European issuance of double-B and triple-B ABS is growing, according to Societe Generale analysts. In 2006, the value of double-B and triple-B deals totaled 19.6 billion ($26.4 billion) and 4.8 billion, respectively, compared with 2005, where deals with the same ratings were worth 10.9 billion and 2 billion. This year's volume is already about to pass what was written in all of 2005 - and investors continue to be drawn to these ratings, reflecting the market's appetite for risk.

Guidance was also heard on B-TRA 2007-1, the 160 million securitization of tax receivables from the Belgian government.
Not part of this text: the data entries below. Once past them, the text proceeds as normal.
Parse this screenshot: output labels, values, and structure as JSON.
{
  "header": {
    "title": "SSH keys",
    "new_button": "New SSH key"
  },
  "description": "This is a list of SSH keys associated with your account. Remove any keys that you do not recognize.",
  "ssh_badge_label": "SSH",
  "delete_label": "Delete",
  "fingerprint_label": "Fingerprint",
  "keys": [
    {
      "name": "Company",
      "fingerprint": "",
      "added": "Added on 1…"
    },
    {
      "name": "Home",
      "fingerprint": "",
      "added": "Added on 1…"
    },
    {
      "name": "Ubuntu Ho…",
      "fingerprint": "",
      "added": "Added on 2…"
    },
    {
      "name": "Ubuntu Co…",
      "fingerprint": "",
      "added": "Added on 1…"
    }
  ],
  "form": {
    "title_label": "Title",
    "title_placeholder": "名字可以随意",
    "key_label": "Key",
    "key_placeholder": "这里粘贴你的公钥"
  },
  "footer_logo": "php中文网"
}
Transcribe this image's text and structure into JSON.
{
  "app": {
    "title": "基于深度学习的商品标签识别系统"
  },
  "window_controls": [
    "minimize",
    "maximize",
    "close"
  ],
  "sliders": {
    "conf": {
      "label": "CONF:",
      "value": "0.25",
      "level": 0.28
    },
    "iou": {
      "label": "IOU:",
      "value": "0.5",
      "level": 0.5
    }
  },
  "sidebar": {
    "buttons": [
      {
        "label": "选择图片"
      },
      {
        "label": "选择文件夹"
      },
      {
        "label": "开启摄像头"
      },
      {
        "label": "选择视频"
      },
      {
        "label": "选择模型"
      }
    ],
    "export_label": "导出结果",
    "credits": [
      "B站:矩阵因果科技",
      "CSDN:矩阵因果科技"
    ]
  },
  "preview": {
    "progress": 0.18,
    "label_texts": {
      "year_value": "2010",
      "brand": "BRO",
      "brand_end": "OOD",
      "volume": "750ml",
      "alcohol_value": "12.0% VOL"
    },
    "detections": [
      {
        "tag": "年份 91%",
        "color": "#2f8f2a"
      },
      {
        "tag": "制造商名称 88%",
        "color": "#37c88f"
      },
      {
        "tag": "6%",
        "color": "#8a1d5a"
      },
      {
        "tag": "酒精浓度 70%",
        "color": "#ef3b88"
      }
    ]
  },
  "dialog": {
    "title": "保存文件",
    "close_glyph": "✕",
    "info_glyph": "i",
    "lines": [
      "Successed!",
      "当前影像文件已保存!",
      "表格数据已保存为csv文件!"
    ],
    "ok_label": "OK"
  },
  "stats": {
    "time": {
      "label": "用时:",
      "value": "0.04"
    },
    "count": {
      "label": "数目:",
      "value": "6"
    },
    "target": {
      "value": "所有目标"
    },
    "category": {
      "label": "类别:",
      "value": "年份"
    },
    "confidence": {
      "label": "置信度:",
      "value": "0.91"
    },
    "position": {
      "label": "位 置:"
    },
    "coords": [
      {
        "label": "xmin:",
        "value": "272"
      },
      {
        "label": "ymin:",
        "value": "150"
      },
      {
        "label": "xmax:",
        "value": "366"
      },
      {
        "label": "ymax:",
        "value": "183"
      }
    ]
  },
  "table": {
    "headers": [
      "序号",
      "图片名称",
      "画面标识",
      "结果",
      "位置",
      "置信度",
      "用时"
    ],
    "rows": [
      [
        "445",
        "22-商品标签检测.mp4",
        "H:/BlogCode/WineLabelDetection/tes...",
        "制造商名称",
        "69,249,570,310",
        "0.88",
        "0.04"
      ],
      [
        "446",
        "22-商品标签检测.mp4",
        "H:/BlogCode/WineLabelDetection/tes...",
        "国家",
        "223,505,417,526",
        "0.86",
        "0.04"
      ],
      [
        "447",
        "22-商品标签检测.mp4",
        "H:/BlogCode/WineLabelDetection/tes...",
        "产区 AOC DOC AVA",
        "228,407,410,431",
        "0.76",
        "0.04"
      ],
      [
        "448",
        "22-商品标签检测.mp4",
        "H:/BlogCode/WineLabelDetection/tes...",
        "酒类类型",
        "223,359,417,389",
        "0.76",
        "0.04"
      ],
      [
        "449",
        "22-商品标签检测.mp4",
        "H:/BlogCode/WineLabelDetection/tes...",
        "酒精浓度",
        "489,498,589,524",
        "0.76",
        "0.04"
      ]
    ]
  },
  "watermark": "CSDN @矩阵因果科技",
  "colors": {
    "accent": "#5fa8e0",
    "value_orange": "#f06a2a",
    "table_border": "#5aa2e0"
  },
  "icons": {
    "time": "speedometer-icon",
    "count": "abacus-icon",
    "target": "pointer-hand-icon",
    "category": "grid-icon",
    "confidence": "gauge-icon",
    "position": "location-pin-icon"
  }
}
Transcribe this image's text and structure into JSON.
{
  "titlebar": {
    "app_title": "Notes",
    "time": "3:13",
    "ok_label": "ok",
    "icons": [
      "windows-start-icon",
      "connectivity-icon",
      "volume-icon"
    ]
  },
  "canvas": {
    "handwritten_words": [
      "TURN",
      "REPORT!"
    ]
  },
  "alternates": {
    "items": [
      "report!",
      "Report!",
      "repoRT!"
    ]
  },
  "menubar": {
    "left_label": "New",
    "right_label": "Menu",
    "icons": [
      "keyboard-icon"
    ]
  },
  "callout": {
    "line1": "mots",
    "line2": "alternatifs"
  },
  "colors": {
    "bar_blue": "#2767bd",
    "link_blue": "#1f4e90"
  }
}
The triple-A, 1.5-year Class A tranche priced within guidance at seven basis points over three month Euribor, and the 3.3-year Class B notes priced two basis points wider than original guidance, at 12 basis points over.

Esoteric is not necessarily riskier

Esoteric deals are on the rise. Wong said that Fitch regularly receives enquiries on potential deals relating to new asset classes. "[These deals] take a longer time to close than traditional ABS deals," she said. "But taking a long time doesn't mean there is more risk to the esoteric ABS deals."

According to Wong, when a bank brings a nontraditional ABS deal to be rated, rating agencies typically spend a lot of time on research, understanding the industry and underlying asset class to assess the risks on the cash flow. For example, when Fitch is approached to rate an esoteric deal, the agency will use expertise from various teams, which slows the process. And sometimes, with truly esoteric deals, even Fitch can be taken by surprise. "There is always something new in ABS, in addition to such traditional ABS as credit cards and auto loans. There may be a one-off financing deal that is something special and that may make it an esoteric deal."

She added that the market has seen more esoteric deals recently that included intellectual property structures and insurance-related securitizations, with most being one-off transactions, often with complex structures. EMI Group was looking to issue bonds backed by future CD sales, but a deal is unlikely to come to fruition.

Nonetheless, investors in a quest for some much-needed yield continue to look toward these more unusual asset classes. "Significant demand exists for yield, with ABS spreads typically more generous on a ratings basis than corporate bonds," said Chris Greener, director and ABS senior credit research analyst at Societe Generale. "However, we believe more value exists in senior notes, recommending leveraged triple-A positions to generate yield."

Lots still left to price

With more than 50 billion left to price in the run up to Barcelona, buyers are beginning to see tiering in other parts of the market as well. Deutsche Bank analysts said that the markets' heightened credit sensitivity over the past weeks has contributed to some "sector-specific" subordinated price tiering.

"In the nonconforming RMBS market, triple-B cash spreads are clearing in the range of 115 to 140 basis points (CDS spread ranges remain much wider), depending on collateral quality for the most part, and program name to a lesser extent," reported Deutsche Bank analysts. "Leveraged-loan CLO triple-Bs are clearing at headline spreads of anywhere from 150 to 170 basis points, which seems a more dispersed range relative to earlier this year. Among CLOs, tiering looks to be based mostly on how well-established the manager is in the European CLO market, with newer names typically pricing wider to market."